A PF reconheceu “não ter visto qualquer indício de crime” nas mensagens, mas enviou as informações à Abin, que abriu processo disciplinar interno contra dois agentes, ameaçados de demissão.

Em documento confidencial, obtido pelo jornal, a Abin revela que procurou a PF, pois sabia que o cadastro de usuários no site era sigiloso, e só poderia ser obtido por autoridade policial. A PF e a Abin negam a quebra ilegal do sigilo dos servidores no caso.

Os servidores fizeram críticas à gestão da Abin no portal, utilizando apelidos. As mensagens podiam ser vistas por qualquer pessoa, mas preservava os nomes e dados dos comentaristas.

A Abin desconfiou que os comentários poderiam partir dos próprios funcionários e acionou a Polícia Federal. Em maio de 2007, a S.A. Correio Braziliense forneceu ao delegado Disney Rosseti uma lista de 11 participantes, com nome completo, CPF e e-mails declarados por eles em um cadastro prévio.

A empresa também informou o endereço IP (protocolo de internet) dos internautas, o que permite identificar o computador usado para acessar o site.

O diretor-geral afastado da Abin, Paulo Lacerda, com base nos dados repassados à agência em novembro, abriu processo administrativo disciplinar contra os servidores Weber Ferreira Junqueira de Barros Junior e Iracema da Rocha Costa e Silva.

Lacerda afirma, no documento, que, se valendo de “pseudônimos”, “registros falsos” e CPFs “de terceiros”, eles emitiram “opiniões desrespeitosas, agressivas e de desapreço à hierarquia funcional e à imagem da Abin” durante dois meses.

Weber Ferreira entrou com um mandado de segurança na Justiça Federal para tentar interromper o processo disciplinar. Ele alega que os dados foram obtidos de forma ilegal.

Na última terça-feira, a juíza Maria Cecília de Marco Rocha decidiu que “não há como, por ora, dizer que as provas colhidas na sindicância são oriundas de ‘devassa ilegal’”. Segundo ela, os dados podem ser obtidos pela polícia se usuários “se tornarem alvos de investigação”.

A denúncia chegou à CPI dos Grampos. “Esse episódio é a síntese do Estado policial. Usa-se o aparato policial para apurar que crime? Uma infração administrativa, uma crítica ao chefe? Isso não é crime”, afirmou o presidente da CPI, Marcelo Itagiba (PMDB-RJ).

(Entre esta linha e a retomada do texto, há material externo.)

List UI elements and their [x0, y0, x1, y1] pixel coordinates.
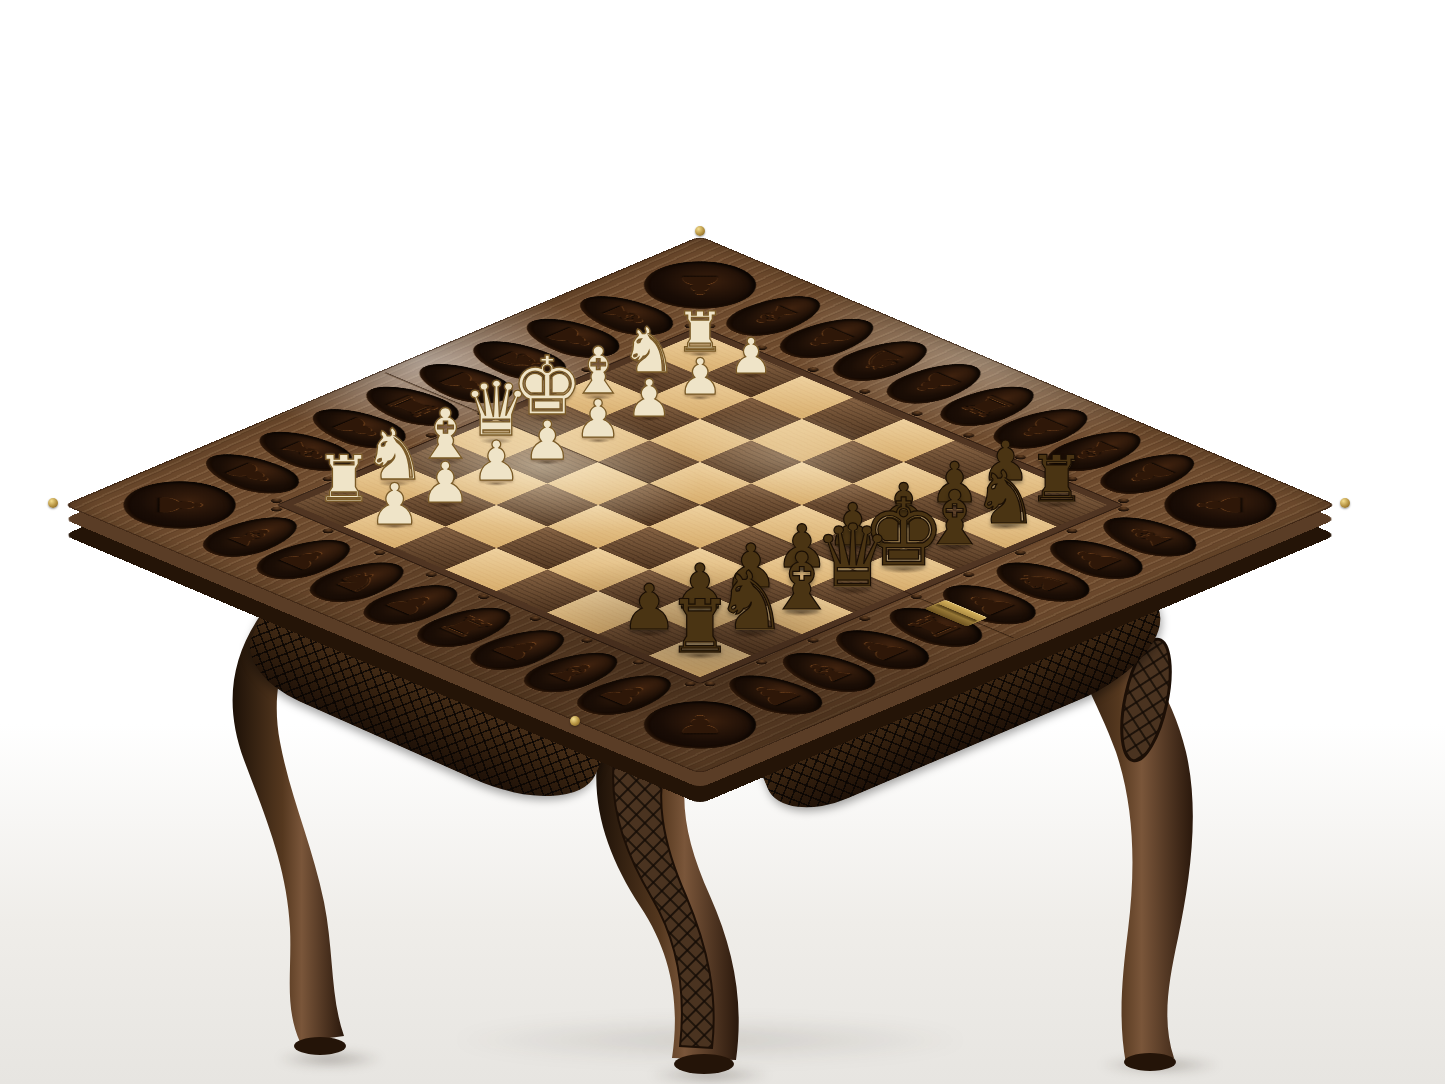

Para o presidente da OAB, Cezar Britto, o caso revela traços de autoritarismo. “Esse meio de comunicação tem um papel importante na democratização das informações. Censurá-lo é um precedente perigoso”, afirmou.

A empresa Correio Braziliense S.A. também nega qualquer ilegalidade ou violação de sigilo. O superintendente jurídico do Correio Braziliense, Vitório Augusto de Fernandes Melo, disse que não houve quebra de sigilo, pois as informações poderiam ser fornecidas a autoridades policiais sem ordem judicial.

“A Abin chegou a pedir os dados informalmente, mas eu neguei”, afirmou o diretor, argumentando que só entregaria as informações à PF. Já na avaliação da Abin, o processo foi apenas mais um trabalho de cooperação de rotina entre a PF e a agência.